New EU standard contractual clauses

The EU Commission has published new standard contractual clauses. Data exchange with companies in third countries must be safeguarded by the new clauses until December 27, 2022.
The EU Standard Contractual Clauses (SCC) set out data protection conditions for the transfer of personal data to third countries outside the European Union. Since July 16, 2020, the SCCs have been confirmed by the European Court of Justice as a valid instrument for confirming an adequate level of protection for data processing operations in the third country.
On June 4, 2021, the European Commission responded to the most recent discussion on safeguarding international data flows in the wake of the invalidation of the EU-US Privacy Shield agreement with two implementing decisions on new standard contractual clauses. These new SCCs are intended to close the gaps in data protection law that have been identified to date. In particular, the far-reaching powers of national security authorities not permitted under the General Data Protection Regulation, for example in the USA or the UK, are to be countered with contractually agreed security measures.
The European Commission published two templates for standard contractual clauses. Firstly, standard contractual clauses for data transfers between controllers and processors. These can be used as a model contract for a processing agreement pursuant to Art. 28 GDPR. On the other hand, standard contractual clauses for the transfer of personal data to third countries, which replace the previous SCC for third country transfers.
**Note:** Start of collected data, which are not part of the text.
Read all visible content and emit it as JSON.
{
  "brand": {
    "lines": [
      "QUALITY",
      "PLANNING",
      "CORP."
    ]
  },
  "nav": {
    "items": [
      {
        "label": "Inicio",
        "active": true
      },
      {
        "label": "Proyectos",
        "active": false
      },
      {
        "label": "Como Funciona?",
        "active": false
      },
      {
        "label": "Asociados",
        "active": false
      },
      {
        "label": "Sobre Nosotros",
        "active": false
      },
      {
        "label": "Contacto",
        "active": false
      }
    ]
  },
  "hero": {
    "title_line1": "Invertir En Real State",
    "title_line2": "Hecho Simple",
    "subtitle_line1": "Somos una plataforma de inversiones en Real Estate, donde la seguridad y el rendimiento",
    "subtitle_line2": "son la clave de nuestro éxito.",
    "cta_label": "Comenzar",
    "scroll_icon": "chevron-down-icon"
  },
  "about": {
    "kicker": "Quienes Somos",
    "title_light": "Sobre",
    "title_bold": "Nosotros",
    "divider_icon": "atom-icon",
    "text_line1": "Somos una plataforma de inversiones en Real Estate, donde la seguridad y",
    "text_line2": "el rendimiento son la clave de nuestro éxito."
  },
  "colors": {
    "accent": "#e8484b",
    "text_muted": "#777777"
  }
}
The new SCCs may and shall be used for the purposes of data transfers to third countries as of June 27, 2021.
The modular structure and the specification of the additional organizational and technical measures in the annex to the agreement are decisive for the implementation of the new SCC. Before data processing begins, it must be determined which modules are relevant (more than one is possible) and which measures are used to address the risk of data processing. It is important to document the decision-making process in order to be able to provide evidence of the risk assessment.
With the modular structure, all possible transfer constellations can now be mapped:
– Controller-to-controller (responsible party to responsible party),
– Controller-to-Processor (controller to processor),
– New: Processor-to-Processor (processor to processor),
– New: Processor-to-Controller (processor to controller).
Contractual important additions in the SCC are:
– Unlimited fault-based liability for data protection violations.
– Additional provisions to protect data from access by foreign authorities
– Conduct of a Transfer Impact Assessment (TIA) to assess the risk of data transfers to insecure third countries.
– Parties must provide notice of access attempts by foreign authorities
– Expanded annex on technical and organizational measures
With regard to the extended security measures, additional measures to guarantee the rights of the data subjects must be agreed among the parties. For example, measures for data minimization, data quality, storage limitation and accountability must be specifically named. In Annex II of the SCC, such measures are described in abstract terms and require the parties to specify them in concrete terms.
Under the GDPR, the new SCCs must be used in new contracts starting September 28, 2021. (Old version) SCCs signed by September 27, 2021 must be superseded by December 27, 2022. Therefore, anyone who still wants to use old SCCs must have done so by September 27, 2021. For controllers and processors already using existing standard contractual clauses, a transition period of 18 months is provided. Those who are about to enter into new data protection contracts with third-country service providers and controllers should not continue with the previous SCCs.
Unfortunately, a free pass for third country transfers is not provided by the new SCCs. The European Data Protection Board makes it clear in its final recommendations of 18.06.2021 for the data protection-compliant design of third-country transfers that a transfer to the USA cannot be presented as permissible without further technical safeguards.